Gestern Abend hab ich eine junge Frau getroffen, die noch einen Transformator hatte. Sie hat mir erzählt, dass sie eine fünfundzwanzig-jährige Ärztin aus San Francisco sei und mich zu sich in die Klinik bringen will. San Francisco ist eine der führenden Städte auf dem medizinischen Gebiet. Die bilden da richtig gute Ärzte aus, keine Frage. Also hab ich ihr gesagt, dass ich komme, nur so zum „durchchecken“, wie sie es genannt hatte. Und jetzt steh ich vor eben dieser Klinik. Sie sieht recht einladend aus, nicht so, wie die anderen Betonklötze. Es ist eine alte Bibliothek, glaube ich. Mein Großvater war oft hier, aber schon als mein Vater drei war, haben sie angefangen, aus der weltweit größten Bibliothek die weltweit kleinste, aber erfolgreichste Klinik zu machen. Ich rolle mit meinem ausgebeulten Rollstuhl über eine kleine Brücke auf den Eingang zu. Über meinem Kopf dröhnen die Luftschiffe, aber das einzige, das ich davon mitbekomme, sind Schatten, die hin und wieder über mich streichen. Die Türen öffnen sich von alleine. Dem Mann am Empfang sage ich meinen Namen und dass mich diese junge Ärztin erwartet, alles in Zeichensprache, die ein riesiger Computer für ihn übersetzt.
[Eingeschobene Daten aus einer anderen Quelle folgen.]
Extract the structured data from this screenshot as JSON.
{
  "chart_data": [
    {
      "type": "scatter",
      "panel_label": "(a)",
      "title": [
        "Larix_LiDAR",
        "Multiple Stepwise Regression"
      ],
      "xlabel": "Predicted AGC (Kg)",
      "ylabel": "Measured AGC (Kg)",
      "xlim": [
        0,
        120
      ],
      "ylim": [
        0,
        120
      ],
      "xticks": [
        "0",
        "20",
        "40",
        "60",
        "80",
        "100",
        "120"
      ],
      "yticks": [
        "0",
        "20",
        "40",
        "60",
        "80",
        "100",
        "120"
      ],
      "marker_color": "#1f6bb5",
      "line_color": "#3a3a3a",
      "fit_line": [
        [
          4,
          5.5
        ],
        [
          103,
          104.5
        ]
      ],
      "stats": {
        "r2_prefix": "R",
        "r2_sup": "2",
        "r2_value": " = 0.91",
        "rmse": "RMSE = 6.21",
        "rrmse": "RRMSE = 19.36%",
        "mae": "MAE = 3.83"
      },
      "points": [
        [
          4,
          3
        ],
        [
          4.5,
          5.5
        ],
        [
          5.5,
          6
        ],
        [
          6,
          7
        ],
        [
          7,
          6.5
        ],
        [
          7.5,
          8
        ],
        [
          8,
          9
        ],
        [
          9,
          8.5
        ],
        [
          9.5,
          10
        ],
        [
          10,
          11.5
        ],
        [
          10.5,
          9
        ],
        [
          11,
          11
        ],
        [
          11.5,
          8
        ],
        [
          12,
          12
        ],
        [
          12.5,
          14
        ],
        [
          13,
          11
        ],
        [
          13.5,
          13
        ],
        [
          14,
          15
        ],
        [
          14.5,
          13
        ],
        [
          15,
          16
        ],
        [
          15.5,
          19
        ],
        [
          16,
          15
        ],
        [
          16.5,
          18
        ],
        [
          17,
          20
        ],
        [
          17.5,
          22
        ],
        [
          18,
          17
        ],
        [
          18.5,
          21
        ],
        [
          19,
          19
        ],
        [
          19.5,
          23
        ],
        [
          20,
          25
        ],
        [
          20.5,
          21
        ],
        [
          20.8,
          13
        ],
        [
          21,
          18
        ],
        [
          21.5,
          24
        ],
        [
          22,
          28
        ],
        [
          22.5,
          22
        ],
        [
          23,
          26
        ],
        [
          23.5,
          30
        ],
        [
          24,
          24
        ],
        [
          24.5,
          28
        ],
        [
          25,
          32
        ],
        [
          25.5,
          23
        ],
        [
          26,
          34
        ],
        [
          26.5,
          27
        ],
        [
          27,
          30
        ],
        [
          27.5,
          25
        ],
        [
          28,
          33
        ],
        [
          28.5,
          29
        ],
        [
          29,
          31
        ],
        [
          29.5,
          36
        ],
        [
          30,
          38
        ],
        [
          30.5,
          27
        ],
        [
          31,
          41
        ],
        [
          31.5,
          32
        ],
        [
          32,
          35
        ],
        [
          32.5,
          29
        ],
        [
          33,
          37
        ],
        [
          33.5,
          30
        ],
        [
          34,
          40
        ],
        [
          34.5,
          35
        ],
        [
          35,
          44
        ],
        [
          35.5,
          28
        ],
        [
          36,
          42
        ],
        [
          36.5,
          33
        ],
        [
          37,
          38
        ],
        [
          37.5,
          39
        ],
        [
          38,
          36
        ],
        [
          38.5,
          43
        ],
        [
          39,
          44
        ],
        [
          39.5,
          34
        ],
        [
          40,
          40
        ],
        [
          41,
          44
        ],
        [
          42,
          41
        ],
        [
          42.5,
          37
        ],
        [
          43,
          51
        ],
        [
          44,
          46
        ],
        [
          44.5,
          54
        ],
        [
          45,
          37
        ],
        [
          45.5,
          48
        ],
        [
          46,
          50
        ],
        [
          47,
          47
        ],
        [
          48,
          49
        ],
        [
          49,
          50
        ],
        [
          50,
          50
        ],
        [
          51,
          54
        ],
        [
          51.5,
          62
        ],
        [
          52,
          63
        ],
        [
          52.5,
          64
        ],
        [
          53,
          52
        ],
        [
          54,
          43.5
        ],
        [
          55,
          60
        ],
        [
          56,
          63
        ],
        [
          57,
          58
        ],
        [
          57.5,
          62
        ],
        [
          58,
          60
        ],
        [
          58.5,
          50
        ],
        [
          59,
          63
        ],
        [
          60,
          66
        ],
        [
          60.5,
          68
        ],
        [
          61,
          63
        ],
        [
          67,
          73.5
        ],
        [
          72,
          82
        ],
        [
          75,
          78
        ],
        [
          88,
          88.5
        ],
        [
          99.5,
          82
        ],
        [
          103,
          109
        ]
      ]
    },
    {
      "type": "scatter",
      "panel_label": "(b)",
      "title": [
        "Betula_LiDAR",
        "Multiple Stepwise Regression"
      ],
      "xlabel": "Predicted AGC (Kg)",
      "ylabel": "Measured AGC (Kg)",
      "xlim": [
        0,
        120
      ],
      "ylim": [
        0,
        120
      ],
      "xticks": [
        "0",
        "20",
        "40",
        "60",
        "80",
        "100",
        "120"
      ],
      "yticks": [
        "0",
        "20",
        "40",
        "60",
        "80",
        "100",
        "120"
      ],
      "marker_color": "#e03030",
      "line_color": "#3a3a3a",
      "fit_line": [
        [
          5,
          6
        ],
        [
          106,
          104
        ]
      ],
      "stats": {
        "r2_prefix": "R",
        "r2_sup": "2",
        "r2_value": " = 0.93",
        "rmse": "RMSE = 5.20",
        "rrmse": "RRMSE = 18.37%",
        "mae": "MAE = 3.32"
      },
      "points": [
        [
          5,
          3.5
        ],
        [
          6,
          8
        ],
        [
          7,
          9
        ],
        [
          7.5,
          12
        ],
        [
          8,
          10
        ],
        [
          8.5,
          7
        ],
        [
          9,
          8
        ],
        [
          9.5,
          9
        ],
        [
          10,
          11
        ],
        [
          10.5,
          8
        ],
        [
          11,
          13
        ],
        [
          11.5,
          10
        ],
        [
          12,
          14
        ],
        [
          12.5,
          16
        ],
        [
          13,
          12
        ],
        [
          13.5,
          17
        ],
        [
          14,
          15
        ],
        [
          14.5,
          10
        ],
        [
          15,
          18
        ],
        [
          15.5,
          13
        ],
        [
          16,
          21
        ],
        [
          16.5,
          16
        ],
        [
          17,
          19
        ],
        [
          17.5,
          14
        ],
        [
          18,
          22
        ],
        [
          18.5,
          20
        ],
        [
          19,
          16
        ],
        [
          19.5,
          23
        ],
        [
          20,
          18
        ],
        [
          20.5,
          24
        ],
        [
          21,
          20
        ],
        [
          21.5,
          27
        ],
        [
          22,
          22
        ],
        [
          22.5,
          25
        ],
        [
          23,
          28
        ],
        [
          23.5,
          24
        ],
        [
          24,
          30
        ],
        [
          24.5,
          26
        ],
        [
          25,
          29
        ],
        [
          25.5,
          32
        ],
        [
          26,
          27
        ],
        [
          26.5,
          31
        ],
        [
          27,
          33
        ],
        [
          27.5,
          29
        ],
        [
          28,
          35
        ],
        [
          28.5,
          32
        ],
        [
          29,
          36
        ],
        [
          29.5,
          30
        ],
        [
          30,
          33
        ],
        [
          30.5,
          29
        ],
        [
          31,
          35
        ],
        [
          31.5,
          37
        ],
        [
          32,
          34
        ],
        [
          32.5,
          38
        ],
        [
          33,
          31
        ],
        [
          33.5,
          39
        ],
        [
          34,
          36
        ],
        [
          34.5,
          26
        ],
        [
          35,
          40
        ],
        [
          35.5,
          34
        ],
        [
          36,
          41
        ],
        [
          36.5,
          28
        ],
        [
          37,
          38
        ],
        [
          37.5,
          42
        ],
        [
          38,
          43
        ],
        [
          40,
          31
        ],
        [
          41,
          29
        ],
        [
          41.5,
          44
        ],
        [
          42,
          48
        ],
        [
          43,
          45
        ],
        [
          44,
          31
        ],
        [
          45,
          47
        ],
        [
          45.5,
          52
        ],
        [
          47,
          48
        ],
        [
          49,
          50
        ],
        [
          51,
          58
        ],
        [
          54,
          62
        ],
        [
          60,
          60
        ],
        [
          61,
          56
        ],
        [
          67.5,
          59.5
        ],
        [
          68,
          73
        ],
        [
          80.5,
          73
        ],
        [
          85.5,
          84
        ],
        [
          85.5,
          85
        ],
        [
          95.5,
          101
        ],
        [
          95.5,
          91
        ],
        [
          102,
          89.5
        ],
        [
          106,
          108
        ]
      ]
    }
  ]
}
Sein Blick wandert von mir zum Monitor und er sagt irgendetwas, aber ich verstehe natürlich nicht was. Schon nach wenigen Minuten kommt die junge Frau. Lächelnd streift sie mir die Handschuhe des Transformators über.

„Hallo. Schön. Dass. Sie. Gekommen. Sind. Ich. Heiße. Fyalla. Ghorag.“, tönt eine abgehackte Stimme durch meinen Kopf. Trotzdem muss ich daran denken, dass das der beste Transformator ist, den ich jemals gesehen und gehört habe. Immerhin war das ein Satz gewesen, der Sinn gemacht hat!
„Es. Ist. Eine. Neue. Erfindung. Ich. Kann. Hören. Was. Sie. Denken. So. Unterhalten. Wir. Uns.“
Fyalla lächelt und schiebt meinen Rollstuhl durch eine riesige Tür. Es ist ein ziemlich langweiliger, leerer Gang, durch den kaum Leute gehen. Ganz am Ende ist eine unscheinbare Tür, auf der Personal Staff only steht. Typisch, dass es auf Englisch ist. Dass es eine Weltsprache ist, besser gesagt die Weltsprache, hat sich trotz vielen Prognosen in den letzten hundert Jahren gehalten. Chinesisch ist gaaanz weit nach hinten gerutscht! Fyalla schnipst mit den Fingern und auch diese Tür öffnet sich für uns. Hier wird es schon wesentlich eindrucksvoller: Ärzte schweben mit Hilfe von speziellen Anzügen und Medikamenten durch die Luft und behandeln bis zu fünf Patienten gleichzeitig. Die Leistung des menschlichen Gehirns ist um ein Vielfaches angestiegen, muss man wissen. Licht kommt buchstäblich aus der Decke, die wie eine riesige Sonne aussieht. Der einzige Unterschied ist, dass man von ihr nicht geblendet wird. Ich starrt mit offenem Mund in den Raum. Die Luft ist erfüllt von den Bewegungen von winzigen Robotern, die noch nicht einmal ein Geräusch machen, wie ich später feststellen werde. Ich komme mir vor wie auf einem Raumschiff.
„Sie. Sind. Auf. Einem. Raumschiff.“, erklang wieder die Stimme. Fragend sah ich zu Dr. Ghorag auf.
„Wir. Können. Jederzeit. Starten.“, meinte diese, „Im. Notfall. Das. Ist. Der. Neuste. Stand. Der. Technik. James.“
Die Technik, dachte ich, natürlich. Aber wohin hat sie uns schon gebracht?
Dr. Ghorag betrachtete mich jetzt mitleidig.
„Keine. Sorge. James. Wir. Haben. Schon. Schlimmeres. Gesehen. Nicht. Viel. Aber. Schlimmeres. Wir. Kriegen. Sie. Wieder. Hin.“
Von der Operation habe ich alles mitbekommen, kann mich aber an kaum etwas erinnern. Es hat nicht weh getan, denn dafür hat mir Dr. Ghorag, Fyalla, ein paar Medikamente gegeben, die den Schmerz verschwinden lassen. Später bin ich eingeschlafen und habe irgendeine Spritze bekommen. Dann habe ich vergessen, doch jetzt kann ich davon erzählen, sowie schriftlich als auch mündlich. Und ich kann deine Fragen beantworten, auch wenn du aus einer anderen Zeit stammst, denn das ist den gesunden Menschen erlaubt: Sie können, bei bestimmen Sicherheitsvorschriften und einem Haufen Papieren durch die Zeit reisen, sofern sie die Zukunft nicht verändern. Aber das muss ja keiner wissen, oder?